The Chairperson then welcomed Ms. K. McShane, Transport Consultant for the applicant, and Ms. M. O’Loan, solicitor, to the meeting.
Together they advised the Committee that:
· the photographs submitted by Systra Ltd showed the temporary building which was currently on site and that it was important to note that the unit was located where a number of additional parking spaces would ordinarily be and, as a result, there was currently much less parking than what would be provided under the current application or, indeed, what was there previously;
· DFI Roads had given detailed consideration to the proposal and had concluded that there wasn’t a safety concern;
· the planning history of the site should be given significant weight;
· the proposal constituted a modest increase in floorspace from what had been on the site before the fire; and
· DFI Roads had been re-consulted and that it was content that it had, in fact, considered the most updated parking layout and that it had no road safety concerns and no amenity issues.
The Chairperson invited Mr. Scally to address any factual inaccuracies which he felt needed addressed.

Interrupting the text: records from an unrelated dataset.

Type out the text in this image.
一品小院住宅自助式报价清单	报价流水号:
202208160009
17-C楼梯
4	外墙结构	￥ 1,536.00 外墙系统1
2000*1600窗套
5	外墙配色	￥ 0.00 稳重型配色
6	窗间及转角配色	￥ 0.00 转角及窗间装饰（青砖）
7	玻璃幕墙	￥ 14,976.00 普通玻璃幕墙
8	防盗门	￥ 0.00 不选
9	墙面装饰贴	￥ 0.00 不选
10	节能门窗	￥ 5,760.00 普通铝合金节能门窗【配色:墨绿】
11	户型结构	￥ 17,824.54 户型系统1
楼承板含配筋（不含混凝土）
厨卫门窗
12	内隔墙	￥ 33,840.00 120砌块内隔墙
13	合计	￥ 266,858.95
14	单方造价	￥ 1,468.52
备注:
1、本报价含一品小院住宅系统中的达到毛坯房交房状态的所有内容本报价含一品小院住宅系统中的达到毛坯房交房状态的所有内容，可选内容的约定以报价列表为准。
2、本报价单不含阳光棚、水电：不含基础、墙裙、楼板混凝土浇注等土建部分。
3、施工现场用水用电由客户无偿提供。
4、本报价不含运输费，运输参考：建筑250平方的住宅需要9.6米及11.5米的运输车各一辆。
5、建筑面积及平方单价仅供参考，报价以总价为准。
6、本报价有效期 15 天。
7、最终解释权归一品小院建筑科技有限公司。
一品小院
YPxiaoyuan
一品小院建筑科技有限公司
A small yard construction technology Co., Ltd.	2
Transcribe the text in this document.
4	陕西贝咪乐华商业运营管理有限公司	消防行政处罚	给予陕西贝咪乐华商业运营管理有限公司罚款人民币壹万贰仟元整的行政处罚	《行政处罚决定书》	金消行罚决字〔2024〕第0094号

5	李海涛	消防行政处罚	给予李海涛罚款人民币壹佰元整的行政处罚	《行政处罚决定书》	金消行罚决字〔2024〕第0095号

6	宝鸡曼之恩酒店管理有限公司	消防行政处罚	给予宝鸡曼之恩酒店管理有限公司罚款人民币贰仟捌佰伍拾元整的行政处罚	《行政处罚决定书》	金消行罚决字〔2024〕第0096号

Mr Scally advised the Committee that he had referenced 17 car parking spaces with 6 additional spaces at the petrol pumps, and that that was the situation before the fire and not what was on site currently. He added that a 45% increase in the retail floorspace was not a modest increase. He reiterated that he believed that DFI Roads had not commented on the latest site plan, revision 4B.
The Principal Planning officer clarified to the Committee that DFI Roads had stated in its consultation response that the petrol filling station did not require permission and that that was incorrect. However, what it had referred to was that there was a consistent planning history on the site with 24 parking spaces prior to the fire and that it had concentrated on the additionality of the 88 square metres and that it would require the additional 6 spaces which could be found in the surrounding area. She advised the Committee that the 17 car parking spaces which Mr Scally had referred to was referenced within the old report, which had been included within the reports pack for background information.
The Divisional Solicitor clarified that, if the Committee was to approve the application, delegated authority should also be given to the Director of Planning and Building Control in relation to the previously raised water management issue.
The Committee approved the application and granted delegated authority to the Director of Planning and Building Control to finalise the wording of the conditions and to address the water management issue.